Michael Woolston leads Frontier Economics’ water practice in Australia. Michael is an economist with particular expertise in microeconomic and regulatory reform. He specialises in the water and wastewater sector. Michael has led a number of major policy studies in areas including water entitlements and markets, water pricing, institutional and regulatory arrangements in the sector, and resource management issues. He has advised key Australian Government agencies, state and Local Governments, regulators and water businesses. Michael has extensive experience in private sector financing of water infrastructure and has published a number of reports and articles on the scope for greater private sector involvement in the sector. he recently acted as strategic regulatory advisor for Sydney Desalination Plan (SDP), the only privately-owned water supply business in Australia. SDP is jointly owned by the Ontario Teachers’ Pension Plan Board, The Infrastructure Fund (TIF) and Utilities Trust of Australia (UTA). Michael was recently engaged by the Australian Water Association (AWA) to advise on Public Private Partnership (PPP) models and an implementation roadmap for a proposed water treatment plant and water supply pipe network in Nam Dinh Province, Vietnam.

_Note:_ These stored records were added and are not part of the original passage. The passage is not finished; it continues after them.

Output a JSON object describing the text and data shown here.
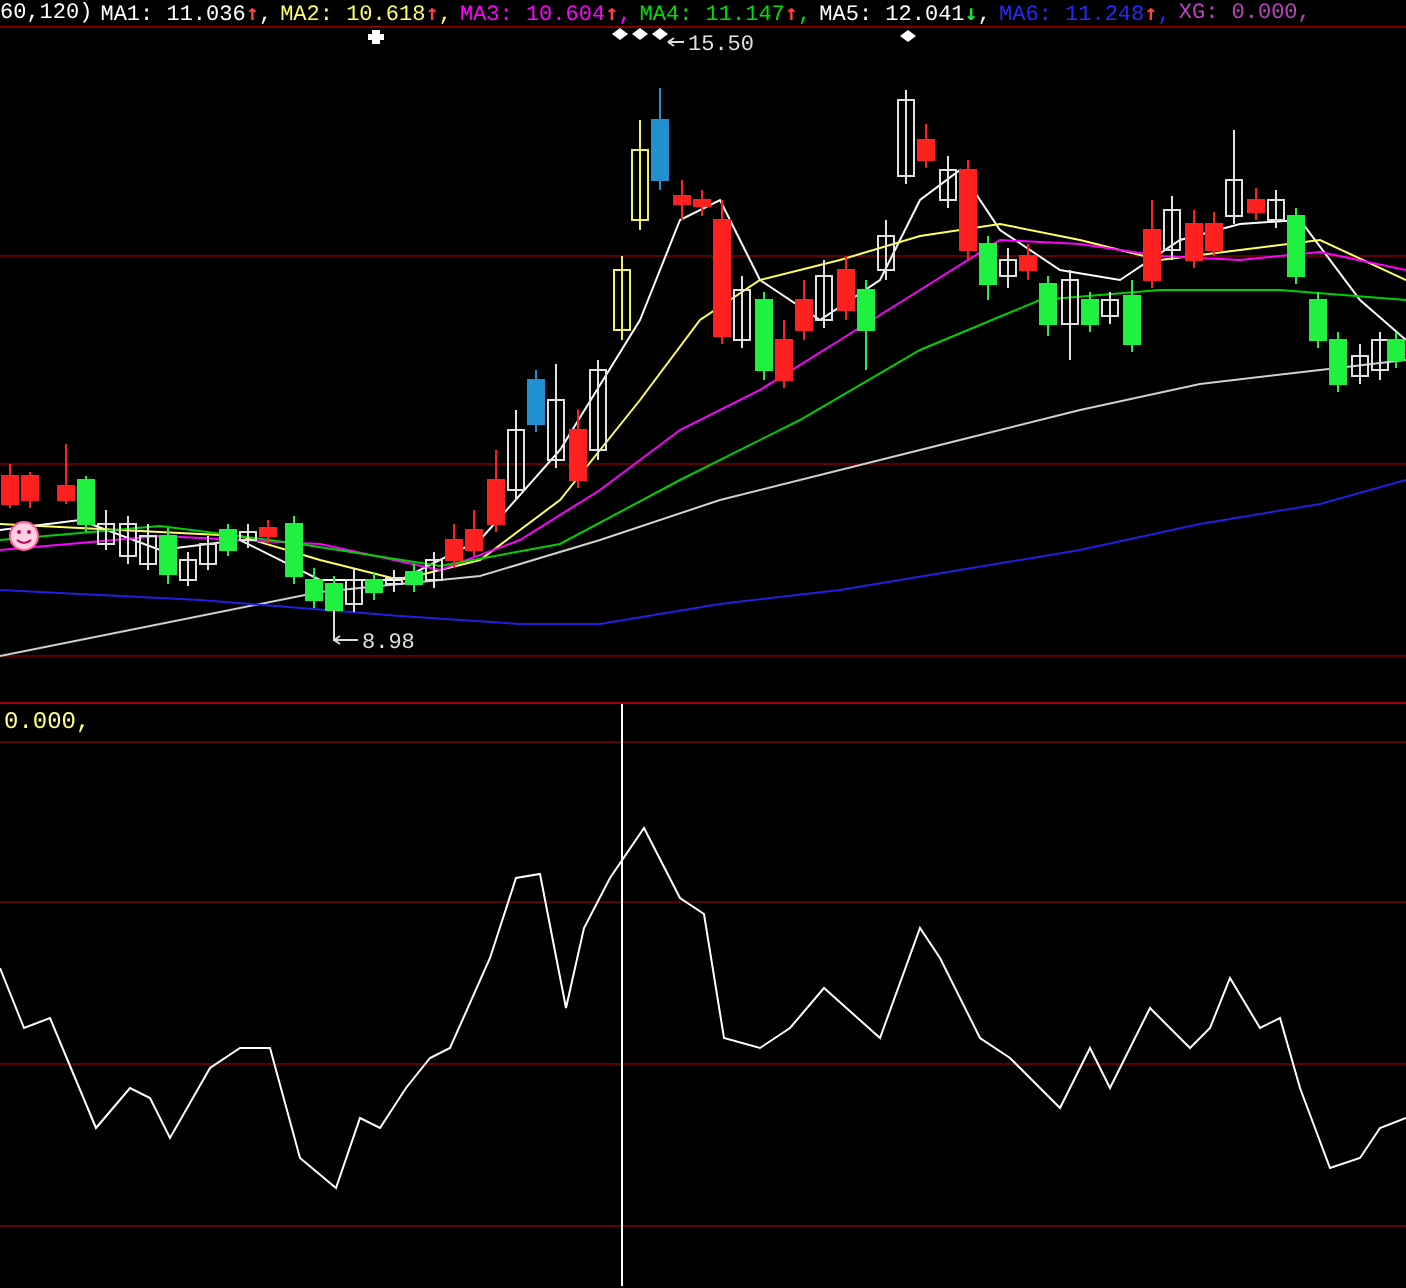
{
  "header": {
    "prefix": "60,120)",
    "items": [
      {
        "label": "MA1: 11.036",
        "arrow": {
          "text": "↑",
          "color": "#ff4040"
        },
        "sep": ",",
        "color": "#ffffff"
      },
      {
        "label": "MA2: 10.618",
        "arrow": {
          "text": "↑",
          "color": "#ff4040"
        },
        "sep": ",",
        "color": "#ffff60"
      },
      {
        "label": "MA3: 10.604",
        "arrow": {
          "text": "↑",
          "color": "#ff4040"
        },
        "sep": ",",
        "color": "#ff00ff"
      },
      {
        "label": "MA4: 11.147",
        "arrow": {
          "text": "↑",
          "color": "#ff4040"
        },
        "sep": ",",
        "color": "#00e000"
      },
      {
        "label": "MA5: 12.041",
        "arrow": {
          "text": "↓",
          "color": "#20e040"
        },
        "sep": ",",
        "color": "#ffffff"
      },
      {
        "label": "MA6: 11.248",
        "arrow": {
          "text": "↑",
          "color": "#ff4040"
        },
        "sep": ",",
        "color": "#2828ff"
      },
      {
        "label": "XG: 0.000",
        "sep": ",",
        "color": "#c040c0"
      }
    ]
  },
  "price_chart": {
    "high_label": "15.50",
    "low_label": "8.98"
  },
  "indicator_panel": {
    "label": "0.000,"
  }
}
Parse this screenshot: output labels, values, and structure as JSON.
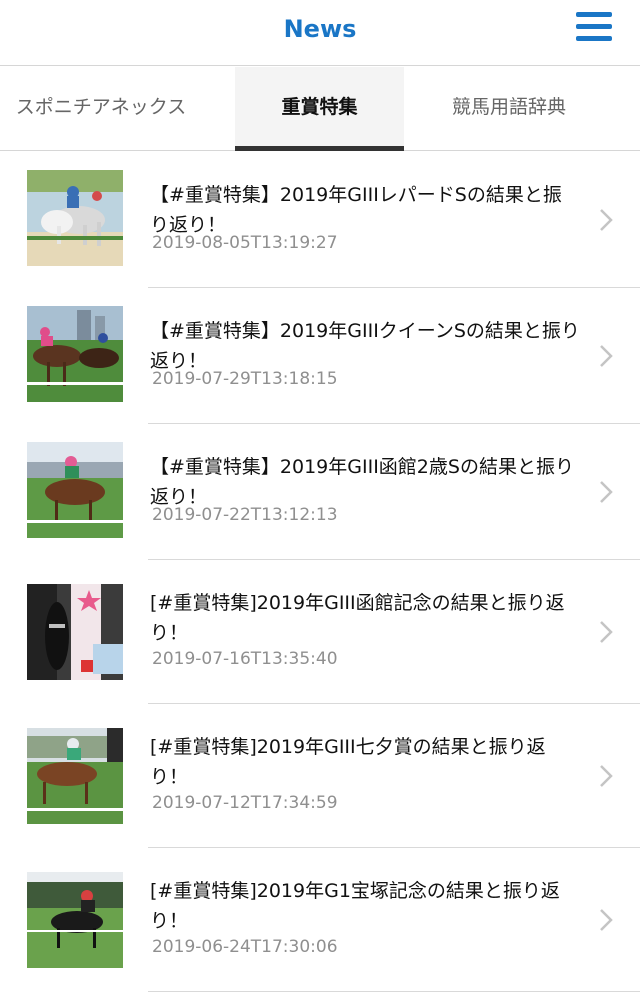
{
  "header": {
    "title": "News",
    "menu_icon": "hamburger-menu-icon"
  },
  "tabs": [
    {
      "label": "スポニチアネックス",
      "active": false
    },
    {
      "label": "重賞特集",
      "active": true
    },
    {
      "label": "競馬用語辞典",
      "active": false
    }
  ],
  "articles": [
    {
      "title": "【#重賞特集】2019年GIIIレパードSの結果と振り返り！",
      "date": "2019-08-05T13:19:27"
    },
    {
      "title": "【#重賞特集】2019年GIIIクイーンSの結果と振り返り！",
      "date": "2019-07-29T13:18:15"
    },
    {
      "title": "【#重賞特集】2019年GIII函館2歳Sの結果と振り返り！",
      "date": "2019-07-22T13:12:13"
    },
    {
      "title": "[#重賞特集]2019年GIII函館記念の結果と振り返り！",
      "date": "2019-07-16T13:35:40"
    },
    {
      "title": "[#重賞特集]2019年GIII七夕賞の結果と振り返り！",
      "date": "2019-07-12T17:34:59"
    },
    {
      "title": "[#重賞特集]2019年G1宝塚記念の結果と振り返り！",
      "date": "2019-06-24T17:30:06"
    }
  ],
  "colors": {
    "accent": "#1a76c6",
    "date": "#8f8f8f",
    "separator": "#d9d9d9"
  }
}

Paul Smith has worked in the water sector for over 20 years within local, state and national governments and more recently the Australian Water Association (AWA). During the 1990’s Paul was the team leader for water cycle management program at Manly Council and also worked with the NSW Government stormwater trust. During the 2000’s Paul delivered the urban water program at the Australian Government National Water Commission. Since 2014, Paul has managed the International Program at the Australian Water Association delivering projects across Asia principally for the Australian Government and the AWA members. Paul has degrees in science and engineering, PhD research in water cycle management and has published over 25 peer reviewed papers in water science, policy and practice.